Aaron Dunn, chief executive of Smarter SMSF, said on the most recent SMSF Adviser podcast that the increasing media attention on the $3 million super tax legislation, and claims that some politicians will be exempt, cannot be settled until the legislation becomes law.
“We have a bill here that is quite clearly looking to introduce a measure that would apply a new division into the tax regulations or into the tax laws,” Dunn said.
“But where a lot of the requirements sit are regulations by law that don't need to go through both houses of Parliament. So we have seen two pieces previously introduced as regulations or exposure drafts for consultation. One of those has become regulations, which were around the legacy pension amnesty for SMSFs.”
Dunn said this was a positive outcome as it enables people to unwind defined benefit pensions that will be subject to an actuarial calculation each and every year to determine that value.
“And this is where there's a lot of discussion about to whom this tax is going to apply. One of the things that we did see in March of 2024 was a set of regulations that were providing a framework to value these defined benefit interests,” Dunn said.

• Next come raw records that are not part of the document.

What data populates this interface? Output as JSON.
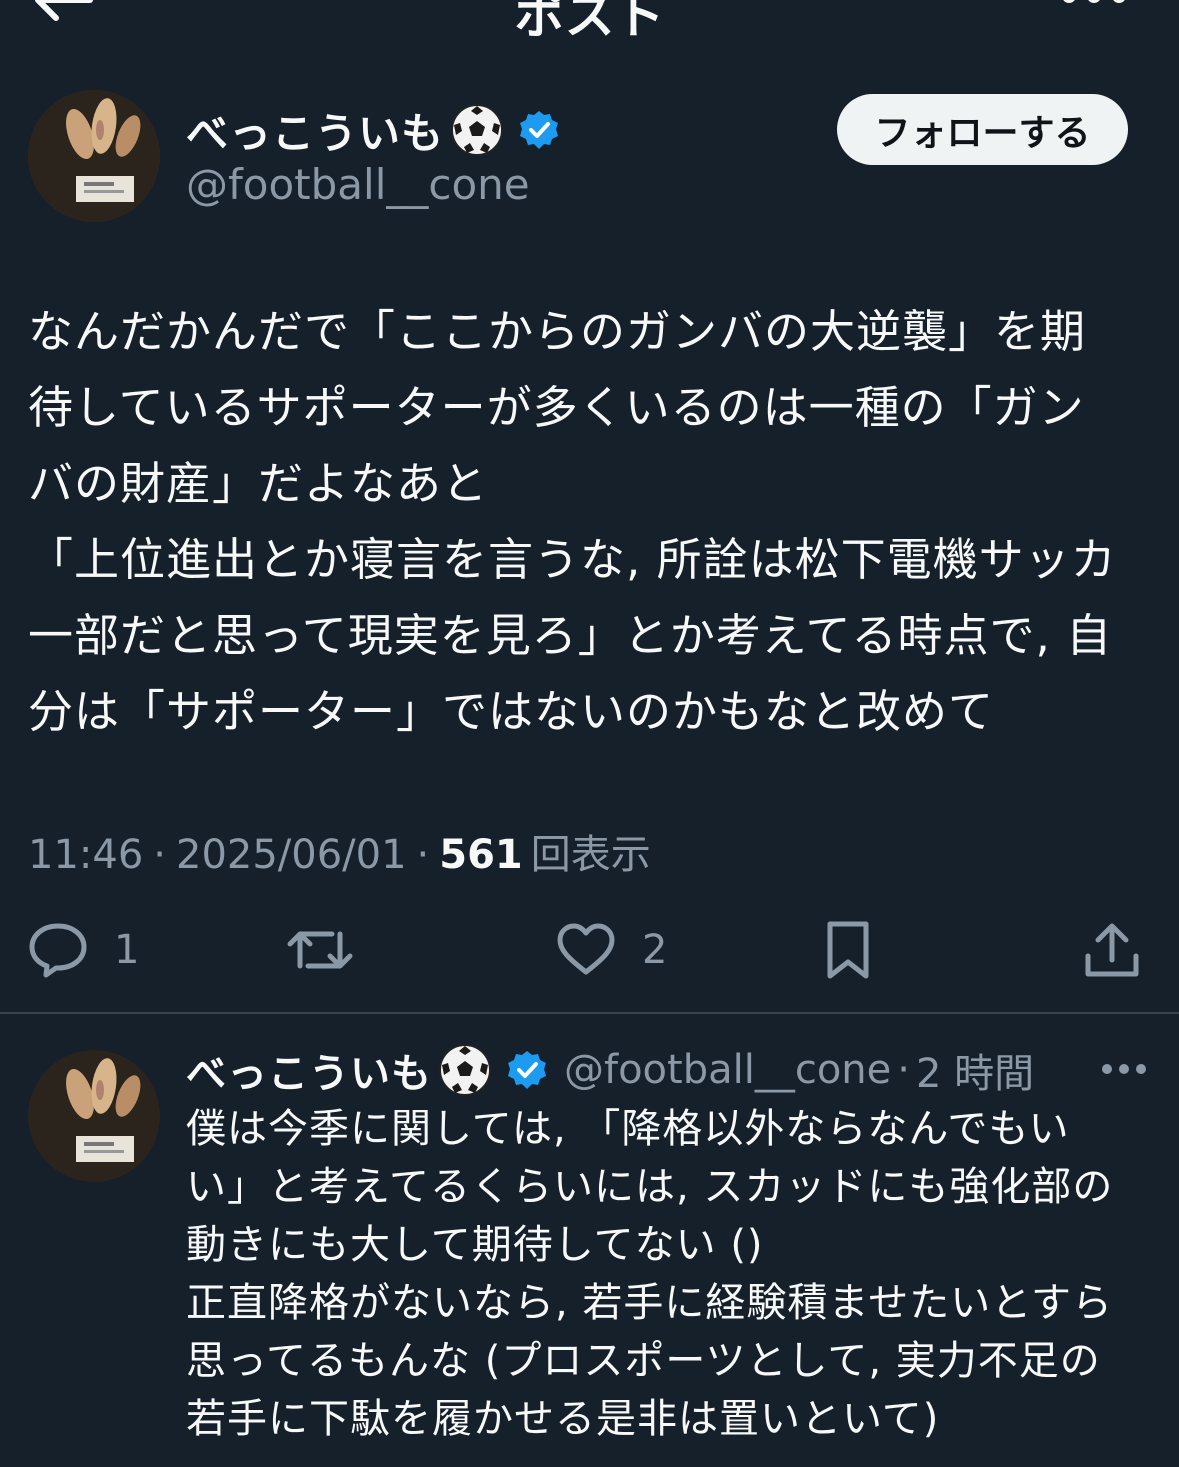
{
  "header": {
    "title": "ポスト",
    "back_icon": "arrow-left-icon",
    "more_icon": "ellipsis-icon"
  },
  "post": {
    "author_name": "べっこういも",
    "author_emoji_icon": "soccer-ball-icon",
    "verified_icon": "verified-badge-icon",
    "handle": "@football__cone",
    "follow_label": "フォローする",
    "text": "なんだかんだで「ここからのガンバの大逆襲」を期\n待しているサポーターが多くいるのは一種の「ガン\nバの財産」だよなあと\n「上位進出とか寝言を言うな, 所詮は松下電機サッカ\n一部だと思って現実を見ろ」とか考えてる時点で, 自\n分は「サポーター」ではないのかもなと改めて",
    "time": "11:46",
    "date": "2025/06/01",
    "separator": "·",
    "views_count": "561",
    "views_label": "回表示",
    "actions": {
      "reply_count": "1",
      "like_count": "2",
      "reply_icon": "comment-icon",
      "retweet_icon": "retweet-icon",
      "like_icon": "heart-icon",
      "bookmark_icon": "bookmark-icon",
      "share_icon": "share-icon"
    }
  },
  "reply": {
    "author_name": "べっこういも",
    "handle": "@football__cone",
    "separator": "·",
    "time_ago": "2 時間",
    "more_icon": "ellipsis-icon",
    "text": "僕は今季に関しては, 「降格以外ならなんでもい\nい」と考えてるくらいには, スカッドにも強化部の\n動きにも大して期待してない ()\n正直降格がないなら, 若手に経験積ませたいとすら\n思ってるもんな (プロスポーツとして, 実力不足の\n若手に下駄を履かせる是非は置いといて)"
  },
  "colors": {
    "background": "#15202b",
    "text_primary": "#f7f9f9",
    "text_secondary": "#8b98a5",
    "verified_blue": "#1d9bf0",
    "follow_button_bg": "#eff3f4",
    "divider": "#38444d"
  }
}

“That was an exposure draft and, again, we don't have any regulations released in respect to these, so ultimately what we're seeing at the moment is the Opposition saying it will not apply to the Prime Minister and to a number of other politicians. However, at this point in time, until we have a law with the Division 296 measures in their own right, we don't know how the government intends to apply [this regulation].”
He continued that from past experiences with the exposure draft of the legislation, there was the inclusion of those on constitutionally protected defined benefits, and the expectation is that if the government is to apply the Div 296 tax consistently, it will most probably do the same for the exposure draft concerning valuing defined benefit interests.
“However, it needs to rewrite the definition of total superannuation balance as part of these amending measures to ensure that it can help characterise defined benefit interests for the purposes of these Division 296 tax laws.”
“They're looking at ways that already exist within the superannuation laws that deal with this, such as those around family law. [In this instance], if someone has a defined benefit interest, and there is a marital breakdown, we need quantification of how much of that superannuation interest as we know it would be a divisible interest by how much that benefit is worth at a point in time.
“In essence, the government is looking at taking that sort of framework and being able to apply it to this situation to then be able to determine how the Division 296 tax liability would apply.”
From a technical perspective, Dunn said, there does need to be a change to some of the rules that exist for those in positions like the prime minister around the application of contributions.
“We don't have the full mechanism yet because it was an exposure draft that we'd seen previously, and until we've got more meat on the bone to work through, we're spitballing in terms of what we need to do [as advisers],” he said.
He added that with the plethora of information coming through all media channels, advisers must be able to “cut through fact and fiction” and know what clients need to understand to plan for the introduction of the tax.